Regular YWC readers already know that I’m a huge Asylum movie buff, but what does one say about Asylum films? There isn’t really any need to dissect a movie like Mega Piranha. I just want to publish the trailer, poster, and the tagline from the film Pieces (“It’s exactly what you think it is!”) as my review when it comes to movies like these. However, since I don’t think that’s what the editors of this website want, I will attempt to give this a real review.
Abraham Lincoln vs. Zombies is Asylum’s mock-buster version of Abraham Lincoln: Vampire Hunter. If you would like to waste $10 ($13 if its in 3D) on an over stylized boring piece of drab hollywood, Vampire Hunter will be in theaters on June 22, 2012. If you can afford $1 and live near a Red Box I suggest renting Abe vs Zombies instead. If you’re a collector looking to add a new zombie movie to your collection, I will recommend renting it first, although $12.45 for the Blu-ray isn’t a bad deal.

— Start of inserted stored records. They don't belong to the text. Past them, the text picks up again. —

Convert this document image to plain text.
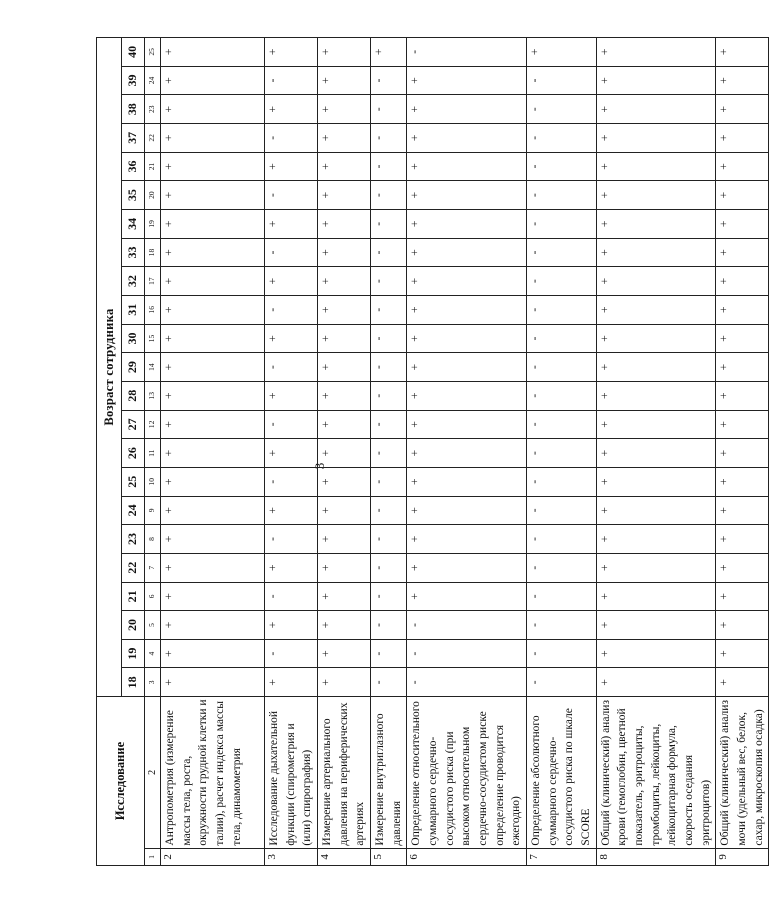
3
Исследование		Возраст сотрудника																						
		18	19	20	21	22	23	24	25	26	27	28	29	30	31	32	33	34	35	36	37	38	39	40
1	2	3	4	5	6	7	8	9	10	11	12	13	14	15	16	17	18	19	20	21	22	23	24	25
2	Антропометрия (измерение массы тела, роста, окружности грудной клетки и талии), расчет индекса массы тела, динамометрия	+	+	+	+	+	+	+	+	+	+	+	+	+	+	+	+	+	+	+	+	+	+	+
3	Исследование дыхательной функции (спирометрия и (или) спирография)	+	-	+	-	+	-	+	-	+	-	+	-	+	-	+	-	+	-	+	-	+	-	+
4	Измерение артериального давления на периферических артериях	+	+	+	+	+	+	+	+	+	+	+	+	+	+	+	+	+	+	+	+	+	+	+
5	Измерение внутриглазного давления	-	-	-	-	-	-	-	-	-	-	-	-	-	-	-	-	-	-	-	-	-	-	+
6	Определение относительного суммарного сердечно-сосудистого риска (при высоком относительном сердечно-сосудистом риске определение проводится ежегодно)	-	-	-	+	+	+	+	+	+	+	+	+	+	+	+	+	+	+	+	+	+	+	-
7	Определение абсолютного суммарного сердечно-сосудистого риска по шкале SCORE	-	-	-	-	-	-	-	-	-	-	-	-	-	-	-	-	-	-	-	-	-	-	+
8	Общий (клинический) анализ крови (гемоглобин, цветной показатель, эритроциты, тромбоциты, лейкоциты, лейкоцитарная формула, скорость оседания эритроцитов)	+	+	+	+	+	+	+	+	+	+	+	+	+	+	+	+	+	+	+	+	+	+	+
9	Общий (клинический) анализ мочи (удельный вес, белок, сахар, микроскопия осадка)	+	+	+	+	+	+	+	+	+	+	+	+	+	+	+	+	+	+	+	+	+	+	+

When it comes to a low budget movie named Abraham Lincoln vs. Zombies you can only ask for two things: A decent Lincoln and zombies. Bill Oberst Jr. delivers as Lincoln, and there are plenty of zombies, which makes this movie a success in my book!

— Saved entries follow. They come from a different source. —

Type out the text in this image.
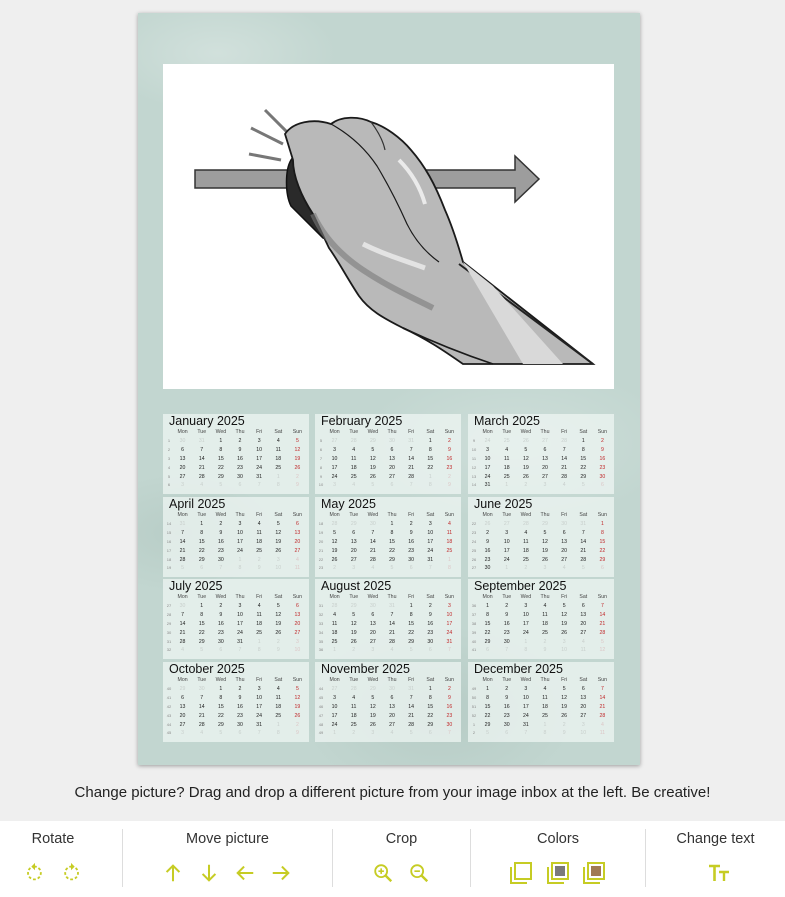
January 2025
	Mon	Tue	Wed	Thu	Fri	Sat	Sun
1	30	31	1	2	3	4	5
2	6	7	8	9	10	11	12
3	13	14	15	16	17	18	19
4	20	21	22	23	24	25	26
5	27	28	29	30	31	1	2
6	3	4	5	6	7	8	9
February 2025
	Mon	Tue	Wed	Thu	Fri	Sat	Sun
5	27	28	29	30	31	1	2
6	3	4	5	6	7	8	9
7	10	11	12	13	14	15	16
8	17	18	19	20	21	22	23
9	24	25	26	27	28	1	2
10	3	4	5	6	7	8	9
March 2025
	Mon	Tue	Wed	Thu	Fri	Sat	Sun
9	24	25	26	27	28	1	2
10	3	4	5	6	7	8	9
11	10	11	12	13	14	15	16
12	17	18	19	20	21	22	23
13	24	25	26	27	28	29	30
14	31	1	2	3	4	5	6
April 2025
	Mon	Tue	Wed	Thu	Fri	Sat	Sun
14	31	1	2	3	4	5	6
15	7	8	9	10	11	12	13
16	14	15	16	17	18	19	20
17	21	22	23	24	25	26	27
18	28	29	30	1	2	3	4
19	5	6	7	8	9	10	11
May 2025
	Mon	Tue	Wed	Thu	Fri	Sat	Sun
18	28	29	30	1	2	3	4
19	5	6	7	8	9	10	11
20	12	13	14	15	16	17	18
21	19	20	21	22	23	24	25
22	26	27	28	29	30	31	1
23	2	3	4	5	6	7	8
June 2025
	Mon	Tue	Wed	Thu	Fri	Sat	Sun
22	26	27	28	29	30	31	1
23	2	3	4	5	6	7	8
24	9	10	11	12	13	14	15
25	16	17	18	19	20	21	22
26	23	24	25	26	27	28	29
27	30	1	2	3	4	5	6
July 2025
	Mon	Tue	Wed	Thu	Fri	Sat	Sun
27	30	1	2	3	4	5	6
28	7	8	9	10	11	12	13
29	14	15	16	17	18	19	20
30	21	22	23	24	25	26	27
31	28	29	30	31	1	2	3
32	4	5	6	7	8	9	10
August 2025
	Mon	Tue	Wed	Thu	Fri	Sat	Sun
31	28	29	30	31	1	2	3
32	4	5	6	7	8	9	10
33	11	12	13	14	15	16	17
34	18	19	20	21	22	23	24
35	25	26	27	28	29	30	31
36	1	2	3	4	5	6	7
September 2025
	Mon	Tue	Wed	Thu	Fri	Sat	Sun
36	1	2	3	4	5	6	7
37	8	9	10	11	12	13	14
38	15	16	17	18	19	20	21
39	22	23	24	25	26	27	28
40	29	30	1	2	3	4	5
41	6	7	8	9	10	11	12
October 2025
	Mon	Tue	Wed	Thu	Fri	Sat	Sun
40	29	30	1	2	3	4	5
41	6	7	8	9	10	11	12
42	13	14	15	16	17	18	19
43	20	21	22	23	24	25	26
44	27	28	29	30	31	1	2
45	3	4	5	6	7	8	9
November 2025
	Mon	Tue	Wed	Thu	Fri	Sat	Sun
44	27	28	29	30	31	1	2
45	3	4	5	6	7	8	9
46	10	11	12	13	14	15	16
47	17	18	19	20	21	22	23
48	24	25	26	27	28	29	30
49	1	2	3	4	5	6	7
December 2025
	Mon	Tue	Wed	Thu	Fri	Sat	Sun
49	1	2	3	4	5	6	7
50	8	9	10	11	12	13	14
51	15	16	17	18	19	20	21
52	22	23	24	25	26	27	28
1	29	30	31	1	2	3	4
2	5	6	7	8	9	10	11
Change picture? Drag and drop a different picture from your image inbox at the left. Be creative!
Rotate	Move picture	Crop	Colors	Change text
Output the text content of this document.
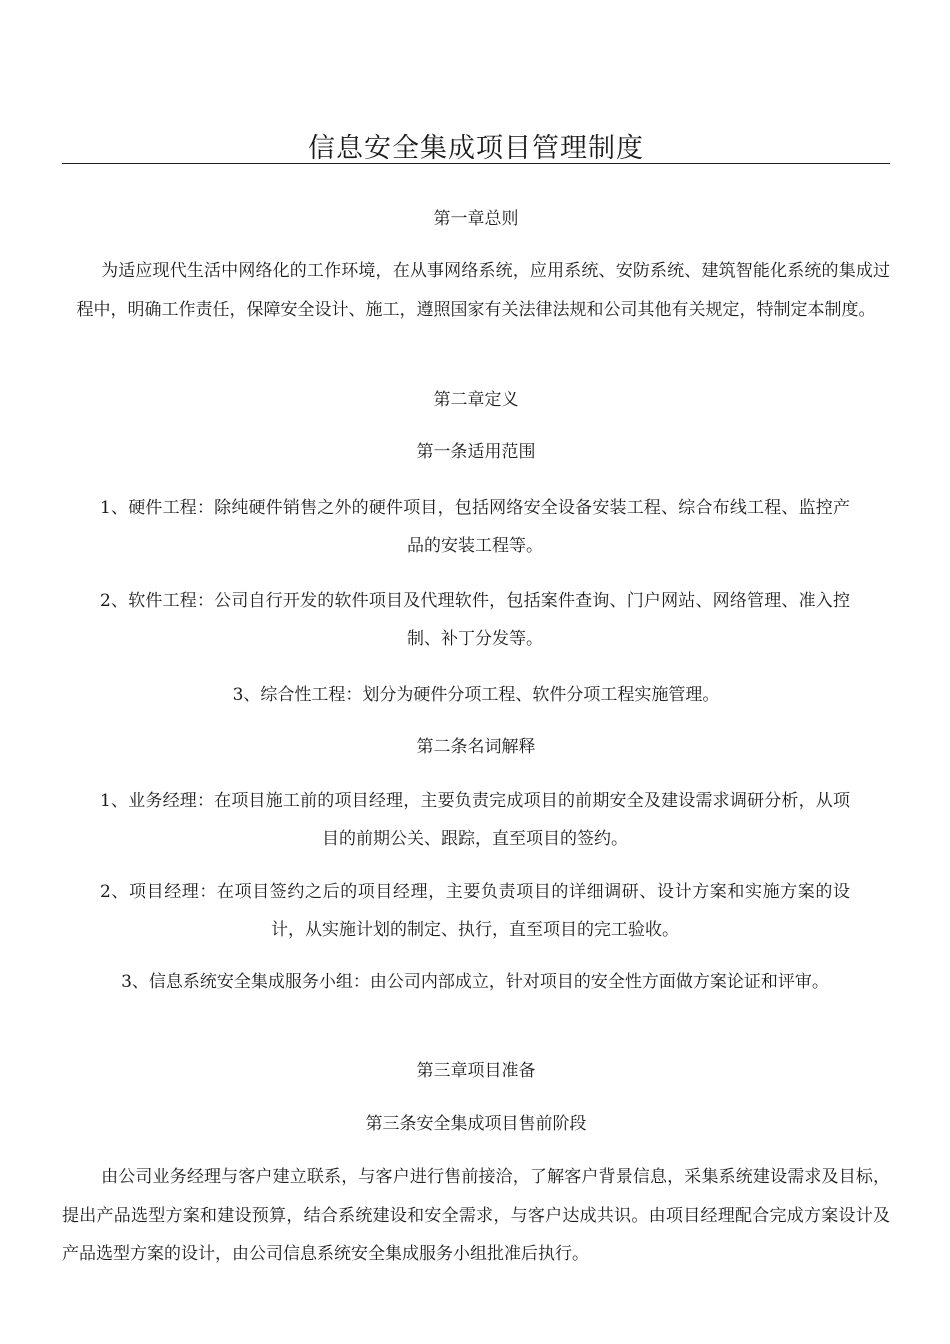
信息安全集成项目管理制度
第一章总则

为适应现代生活中网络化的工作环境，在从事网络系统，应用系统、安防系统、建筑智能化系统的集成过程中，明确工作责任，保障安全设计、施工，遵照国家有关法律法规和公司其他有关规定，特制定本制度。

第二章定义
第一条适用范围

1、硬件工程：除纯硬件销售之外的硬件项目，包括网络安全设备安装工程、综合布线工程、监控产品的安装工程等。

2、软件工程：公司自行开发的软件项目及代理软件，包括案件查询、门户网站、网络管理、准入控制、补丁分发等。

3、综合性工程：划分为硬件分项工程、软件分项工程实施管理。
第二条名词解释

1、业务经理：在项目施工前的项目经理，主要负责完成项目的前期安全及建设需求调研分析，从项目的前期公关、跟踪，直至项目的签约。

2、项目经理：在项目签约之后的项目经理，主要负责项目的详细调研、设计方案和实施方案的设计，从实施计划的制定、执行，直至项目的完工验收。

3、信息系统安全集成服务小组：由公司内部成立，针对项目的安全性方面做方案论证和评审。

第三章项目准备
第三条安全集成项目售前阶段

由公司业务经理与客户建立联系，与客户进行售前接洽，了解客户背景信息，采集系统建设需求及目标，提出产品选型方案和建设预算，结合系统建设和安全需求，与客户达成共识。由项目经理配合完成方案设计及产品选型方案的设计，由公司信息系统安全集成服务小组批准后执行。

I really can’t stress enough how impressed I was by Oberst’s performance as the 16th President. If there was an award for best acting in an Asylum film, Oberst would win it hands down. Sorry Debbie Gibson, C. Thomas Howell and Mark Dacascos! Actually Abraham Lincoln vs. Zombies is probably the best acted film in Asylum history.

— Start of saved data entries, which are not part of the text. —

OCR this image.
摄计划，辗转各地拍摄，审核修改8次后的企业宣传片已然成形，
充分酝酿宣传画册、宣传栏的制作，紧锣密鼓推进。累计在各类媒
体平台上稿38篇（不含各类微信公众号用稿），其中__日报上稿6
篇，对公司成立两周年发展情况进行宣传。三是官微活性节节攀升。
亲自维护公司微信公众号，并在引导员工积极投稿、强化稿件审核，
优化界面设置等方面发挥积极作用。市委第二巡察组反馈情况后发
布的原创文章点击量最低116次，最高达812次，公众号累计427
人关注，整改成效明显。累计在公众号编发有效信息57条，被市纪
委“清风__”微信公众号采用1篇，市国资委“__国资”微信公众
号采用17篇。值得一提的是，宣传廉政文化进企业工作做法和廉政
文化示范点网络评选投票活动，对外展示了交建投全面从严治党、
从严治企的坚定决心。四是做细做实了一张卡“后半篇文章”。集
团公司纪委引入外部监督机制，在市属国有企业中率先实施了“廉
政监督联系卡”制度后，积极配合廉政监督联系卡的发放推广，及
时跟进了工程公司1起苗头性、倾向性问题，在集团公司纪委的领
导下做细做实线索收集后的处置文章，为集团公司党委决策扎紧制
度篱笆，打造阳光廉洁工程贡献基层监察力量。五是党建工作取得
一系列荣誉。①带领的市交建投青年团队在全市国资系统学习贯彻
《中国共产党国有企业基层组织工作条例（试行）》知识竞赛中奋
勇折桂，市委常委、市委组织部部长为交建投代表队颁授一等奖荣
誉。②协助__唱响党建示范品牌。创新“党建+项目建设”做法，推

Besides the acting, Abraham Lincoln vs. Zombies stands out amongst your typical Saturday afternoon Syfy films because it actually features the undead. Most films of the Syfy ilk suffer because the Super Shark is only in Super Shark for a mere five minutes. You spend most of the feature bored with the bad filler dialogue between Debbie Gibson and Tiffany. Abraham Lincoln succeeds because it features a lot of zombie head shot action. Unfortunately it lacks from any real zombie gut-munching action that zombie fans expect, and practical effects fans will be disappointed by the CGI bloodshed (look for some random wayward CGI blood at the 30:10 mark). However, the multiple kitschy moments and over-the-top dialogue will keep the biggest z-movie enthusiast entertained.
I applaud everyone involved with the making of Abraham Lincoln vs. Zombies as it easily cracks the top five best Asylum films ever made. It could have easily been another disappointment like Transmorphers or Zombies vs. Vampires. There is an art to low budget mock-buster filmmaking, and this movie excels at it.